What if the big, bad, scary black man didn't do it?

Willie Bennett had a long, ugly rap sheet when Boston police identified him as the prime suspect in the shooting death of Carol DiMaiti Stuart.

So did Jesus Carrasquillo when police named the Boston gang member as a suspect in the fatal shooting of an assistant attorney general, Paul R. McLaughlin.

There was plenty of circumstantial evidence, but neither man, targeted by eager investigators and trumpeted by a credulous media, was ever arrested. Why? Because someone else pulled the trigger in those high-profile murder cases.

That is worth remembering as the lynch mob gathers for Darryl Littlejohn, the bouncer at a New York City bar being linked by a flood of anonymous police leaks to the rape and murder last month of Imette St. Guillen. Littlejohn might prove to be the killer of the 24-year-old graduate student from Mission Hill, but being under suspicion is not the same thing as being under arrest.

Sometimes, even a career criminal is innocent.

There was a time police did not name a suspect until they had nailed down enough evidence to make an arrest. Now, police identify a ''person of interest" at the earliest stages of their investigation. One anonymous police source described Littlejohn to Globe reporters last week as ''our only potential suspect." What does that mean? That police have narrowed the field or settled on a target?
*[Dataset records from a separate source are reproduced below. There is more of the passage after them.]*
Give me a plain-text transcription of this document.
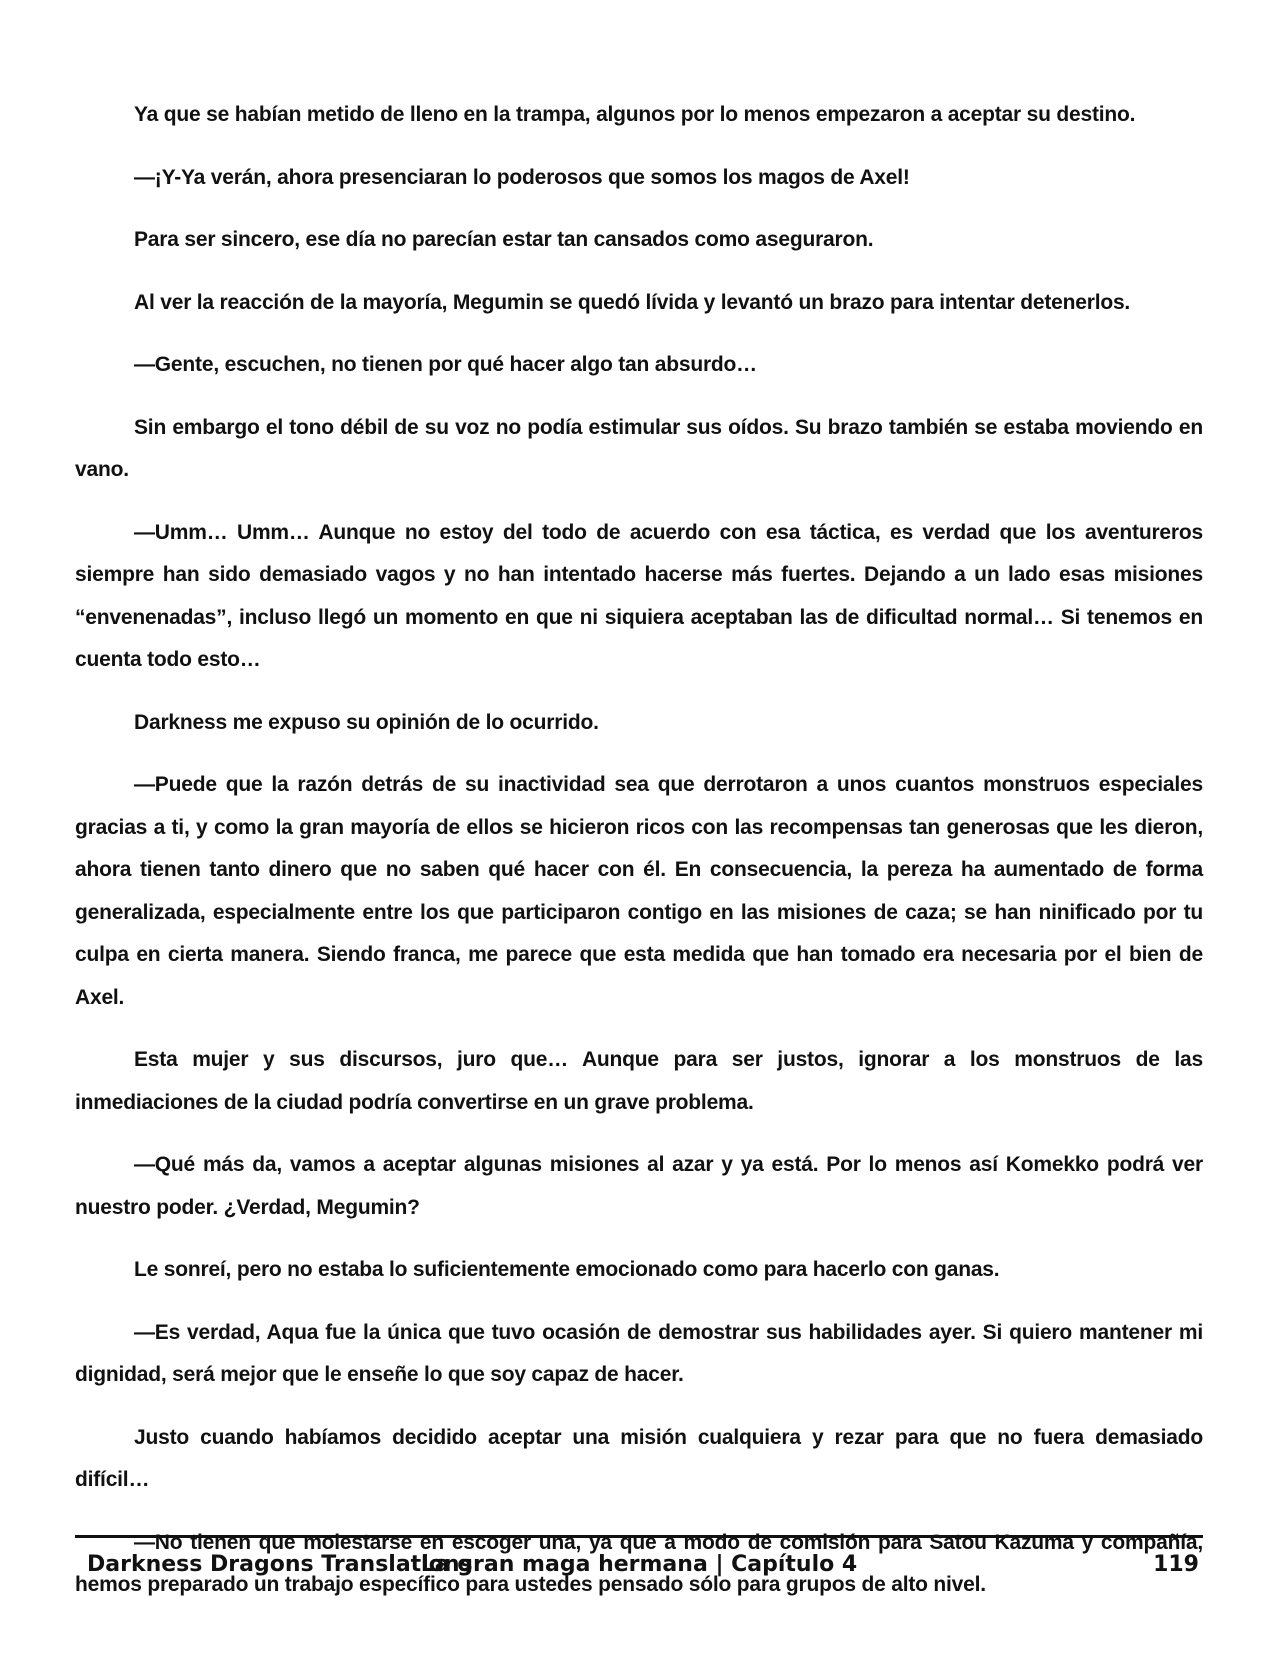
Ya que se habían metido de lleno en la trampa, algunos por lo menos empezaron a aceptar su destino.

—¡Y-Ya verán, ahora presenciaran lo poderosos que somos los magos de Axel!

Para ser sincero, ese día no parecían estar tan cansados como aseguraron.

Al ver la reacción de la mayoría, Megumin se quedó lívida y levantó un brazo para intentar detenerlos.

—Gente, escuchen, no tienen por qué hacer algo tan absurdo…

Sin embargo el tono débil de su voz no podía estimular sus oídos. Su brazo también se estaba moviendo en vano.

—Umm… Umm… Aunque no estoy del todo de acuerdo con esa táctica, es verdad que los aventureros siempre han sido demasiado vagos y no han intentado hacerse más fuertes. Dejando a un lado esas misiones “envenenadas”, incluso llegó un momento en que ni siquiera aceptaban las de dificultad normal… Si tenemos en cuenta todo esto…

Darkness me expuso su opinión de lo ocurrido.

—Puede que la razón detrás de su inactividad sea que derrotaron a unos cuantos monstruos especiales gracias a ti, y como la gran mayoría de ellos se hicieron ricos con las recompensas tan generosas que les dieron, ahora tienen tanto dinero que no saben qué hacer con él. En consecuencia, la pereza ha aumentado de forma generalizada, especialmente entre los que participaron contigo en las misiones de caza; se han ninificado por tu culpa en cierta manera. Siendo franca, me parece que esta medida que han tomado era necesaria por el bien de Axel.

Esta mujer y sus discursos, juro que… Aunque para ser justos, ignorar a los monstruos de las inmediaciones de la ciudad podría convertirse en un grave problema.

—Qué más da, vamos a aceptar algunas misiones al azar y ya está. Por lo menos así Komekko podrá ver nuestro poder. ¿Verdad, Megumin?

Le sonreí, pero no estaba lo suficientemente emocionado como para hacerlo con ganas.

—Es verdad, Aqua fue la única que tuvo ocasión de demostrar sus habilidades ayer. Si quiero mantener mi dignidad, será mejor que le enseñe lo que soy capaz de hacer.

Justo cuando habíamos decidido aceptar una misión cualquiera y rezar para que no fuera demasiado difícil…

—No tienen que molestarse en escoger una, ya que a modo de comisión para Satou Kazuma y compañía, hemos preparado un trabajo específico para ustedes pensado sólo para grupos de alto nivel.

Darkness Dragons Translations
La gran maga hermana | Capítulo 4	119
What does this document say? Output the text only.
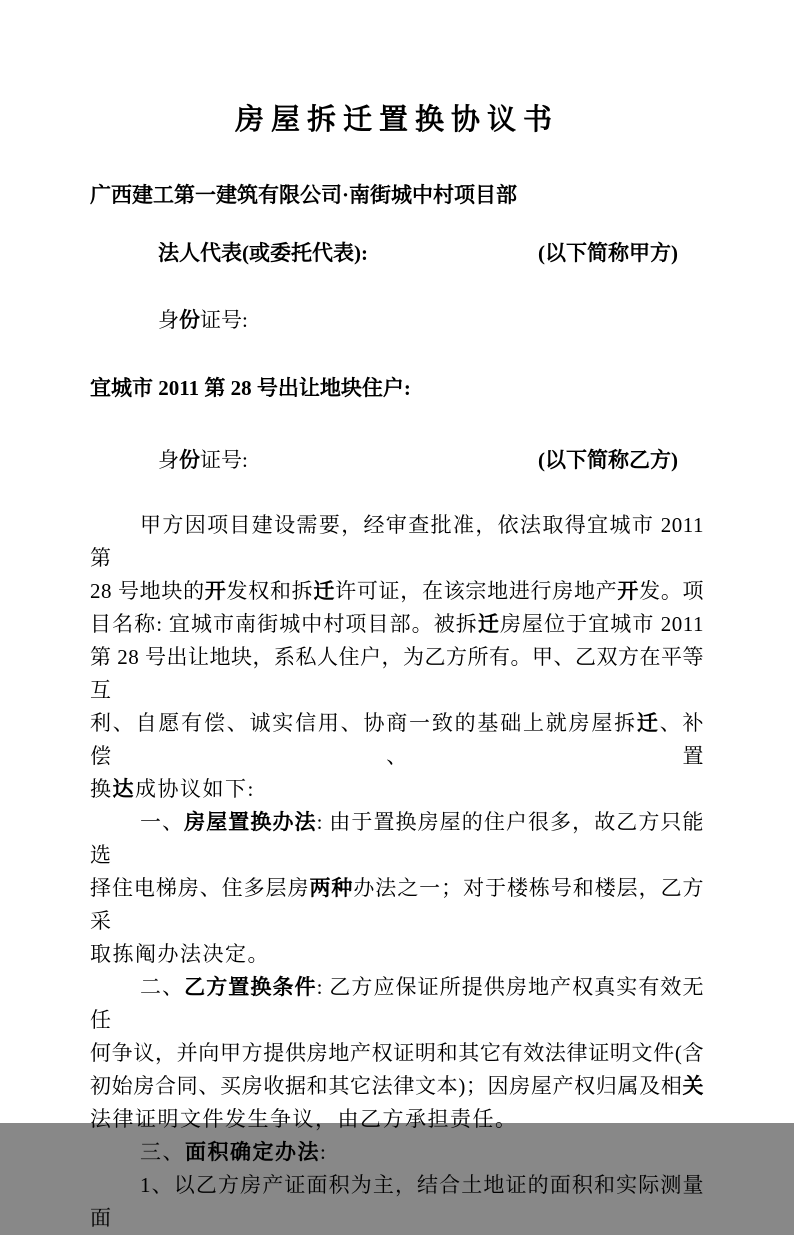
房屋拆迁置换协议书
广西建工第一建筑有限公司·南街城中村项目部
法人代表(或委托代表):	(以下简称甲方)
身份证号:
宜城市 2011 第 28 号出让地块住户:
身份证号:	(以下简称乙方)
甲方因项目建设需要，经审查批准，依法取得宜城市 2011 第
28 号地块的开发权和拆迁许可证，在该宗地进行房地产开发。项
目名称: 宜城市南街城中村项目部。被拆迁房屋位于宜城市 2011
第 28 号出让地块，系私人住户，为乙方所有。甲、乙双方在平等互
利、自愿有偿、诚实信用、协商一致的基础上就房屋拆迁、补偿、置
换达成协议如下:
一、房屋置换办法: 由于置换房屋的住户很多，故乙方只能选
择住电梯房、住多层房两种办法之一；对于楼栋号和楼层，乙方采
取拣阄办法决定。
二、乙方置换条件: 乙方应保证所提供房地产权真实有效无任
何争议，并向甲方提供房地产权证明和其它有效法律证明文件(含
初始房合同、买房收据和其它法律文本)；因房屋产权归属及相关
法律证明文件发生争议，由乙方承担责任。
三、面积确定办法:
1、以乙方房产证面积为主，结合土地证的面积和实际测量面
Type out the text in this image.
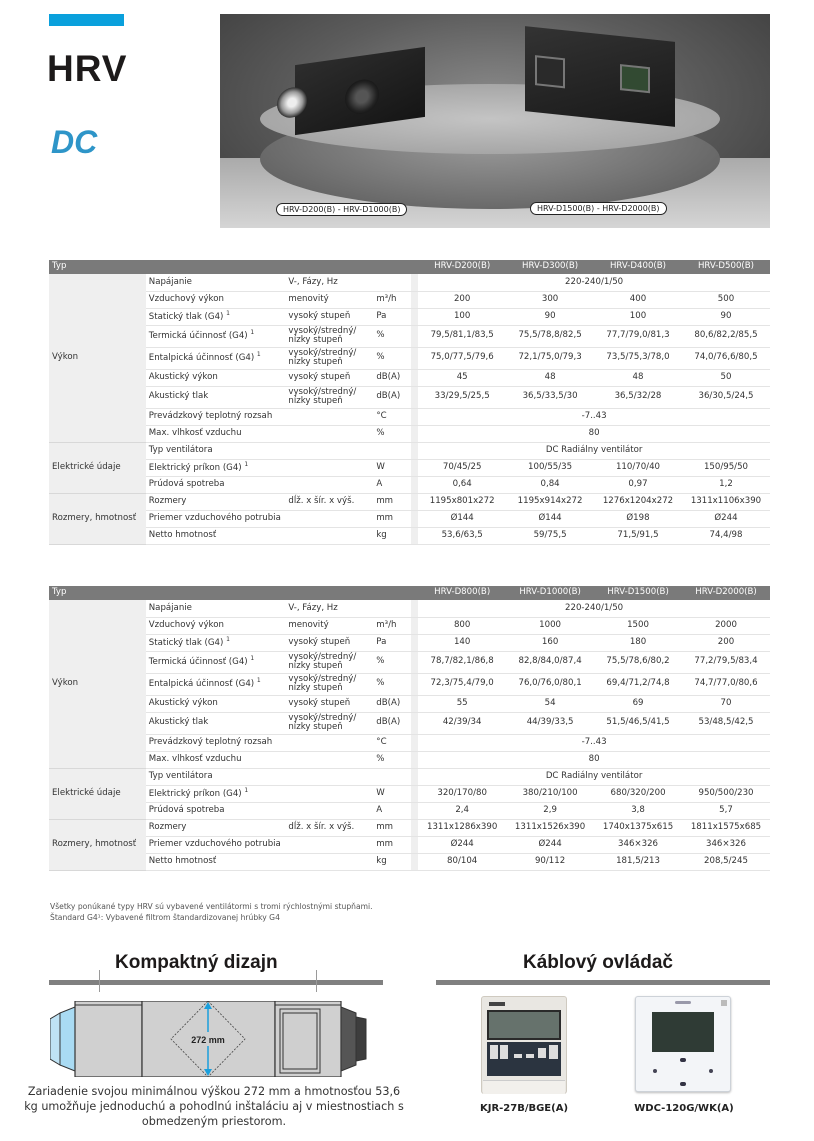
HRV
DC
HRV-D200(B) - HRV-D1000(B)	HRV-D1500(B) - HRV-D2000(B)
Typ					HRV-D200(B)	HRV-D300(B)	HRV-D400(B)	HRV-D500(B)
Výkon	Napájanie	V-, Fázy, Hz			220-240/1/50			
	Vzduchový výkon	menovitý	m³/h		200	300	400	500
	Statický tlak (G4) $^1$	vysoký stupeň	Pa		100	90	100	90
	Termická účinnosť (G4) $^1$	vysoký/stredný/ nízky stupeň	%		79,5/81,1/83,5	75,5/78,8/82,5	77,7/79,0/81,3	80,6/82,2/85,5
	Entalpická účinnosť (G4) $^1$	vysoký/stredný/ nízky stupeň	%		75,0/77,5/79,6	72,1/75,0/79,3	73,5/75,3/78,0	74,0/76,6/80,5
	Akustický výkon	vysoký stupeň	dB(A)		45	48	48	50
	Akustický tlak	vysoký/stredný/ nízky stupeň	dB(A)		33/29,5/25,5	36,5/33,5/30	36,5/32/28	36/30,5/24,5
	Prevádzkový teplotný rozsah		°C		-7..43			
	Max. vlhkosť vzduchu		%		80			
Elektrické údaje	Typ ventilátora				DC Radiálny ventilátor			
	Elektrický príkon (G4) $^1$		W		70/45/25	100/55/35	110/70/40	150/95/50
	Prúdová spotreba		A		0,64	0,84	0,97	1,2
Rozmery, hmotnosť	Rozmery	dĺž. x šír. x výš.	mm		1195x801x272	1195x914x272	1276x1204x272	1311x1106x390
	Priemer vzduchového potrubia		mm		Ø144	Ø144	Ø198	Ø244
	Netto hmotnosť		kg		53,6/63,5	59/75,5	71,5/91,5	74,4/98
Typ					HRV-D800(B)	HRV-D1000(B)	HRV-D1500(B)	HRV-D2000(B)
Výkon	Napájanie	V-, Fázy, Hz			220-240/1/50			
	Vzduchový výkon	menovitý	m³/h		800	1000	1500	2000
	Statický tlak (G4) $^1$	vysoký stupeň	Pa		140	160	180	200
	Termická účinnosť (G4) $^1$	vysoký/stredný/ nízky stupeň	%		78,7/82,1/86,8	82,8/84,0/87,4	75,5/78,6/80,2	77,2/79,5/83,4
	Entalpická účinnosť (G4) $^1$	vysoký/stredný/ nízky stupeň	%		72,3/75,4/79,0	76,0/76,0/80,1	69,4/71,2/74,8	74,7/77,0/80,6
	Akustický výkon	vysoký stupeň	dB(A)		55	54	69	70
	Akustický tlak	vysoký/stredný/ nízky stupeň	dB(A)		42/39/34	44/39/33,5	51,5/46,5/41,5	53/48,5/42,5
	Prevádzkový teplotný rozsah		°C		-7..43			
	Max. vlhkosť vzduchu		%		80			
Elektrické údaje	Typ ventilátora				DC Radiálny ventilátor			
	Elektrický príkon (G4) $^1$		W		320/170/80	380/210/100	680/320/200	950/500/230
	Prúdová spotreba		A		2,4	2,9	3,8	5,7
Rozmery, hmotnosť	Rozmery	dĺž. x šír. x výš.	mm		1311x1286x390	1311x1526x390	1740x1375x615	1811x1575x685
	Priemer vzduchového potrubia		mm		Ø244	Ø244	346×326	346×326
	Netto hmotnosť		kg		80/104	90/112	181,5/213	208,5/245
Všetky ponúkané typy HRV sú vybavené ventilátormi s tromi rýchlostnými stupňami.
Štandard G4¹: Vybavené filtrom štandardizovanej hrúbky G4
Kompaktný dizajn
272 mm
Zariadenie svojou minimálnou výškou 272 mm a hmotnosťou 53,6 kg umožňuje jednoduchú a pohodlnú inštaláciu aj v miestnostiach s obmedzeným priestorom.
Káblový ovládač
KJR-27B/BGE(A)	WDC-120G/WK(A)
We know better than to think that cops always get it right the first time, so why do we broadcast their preliminary thoughts on a case as gospel? Carrasquillo was a drug dealer with a motive to kill a prosecutor, but it was a rival gang-banger who assassinated Paul McLaughlin.

Why do we treat a suspect's protests of innocence as pro forma denials, but take every nugget of information from police, no matter how anonymously sourced, as a breakthrough? If the goal is to find the truth, why do we use the word ''setback" to describe the fact that two rape victims did not identify Littlejohn in police lineups as their assailant?

Even as the media hysteria against Littlejohn built last week, the City of Boston agreed to pay $3.2 million to a man who had been wrongly convicted in the rape of an Emerson College student.

That was one of more than a score of cases in the past two decades in Boston alone in which prosecutors sent the wrong man to prison, sometimes for years, often for the city's most notorious crimes. Think Donnell Johnson, who did five years for the murder of a 9-year-old boy, a murder he did not commit.

Those miscarriages of justice are cautionary tales. If Littlejohn is guilty, evidence will tie him to the crime. But am I the only one in Boston who gets shivers reading that detectives are going door to door interrogating every young black man in Littlejohn's Queens neighborhood who might have been an accomplice?

Remember, Mission Hill is not just where St. Guillen grew up; it's the neighborhood that police turned upside down in the Stuart case in a single-minded search for a phantom black man in a black sweat suit. Didn't we learn anything about probable cause in 1989?

Does no one else feel queasy when a cop attributes to fear a rape victim's failure to ID Littlejohn as her assailant? ''We think the victim got scared," an anonymous source told the Herald. Or maybe he is not the guy.

When Stuart did not pick Willie Bennett out of a police lineup, police sources insisted that Bennett looked ''most like" the man who shot Stuart and his pregnant wife. ''That's the guy," an anonymous cop told the Globe days before we learned that Stuart himself was responsible for his wife's murder.

Last week, The New York Post ran a photograph of Darryl Littlejohn on Page One under a headline that read: ''IT'S HIM." Maybe it is, but let's not put the conviction before the arrest. It's worth remembering that, despite all the Page One headlines, it was not Willie Bennett and it was not Jesus Carrasquillo.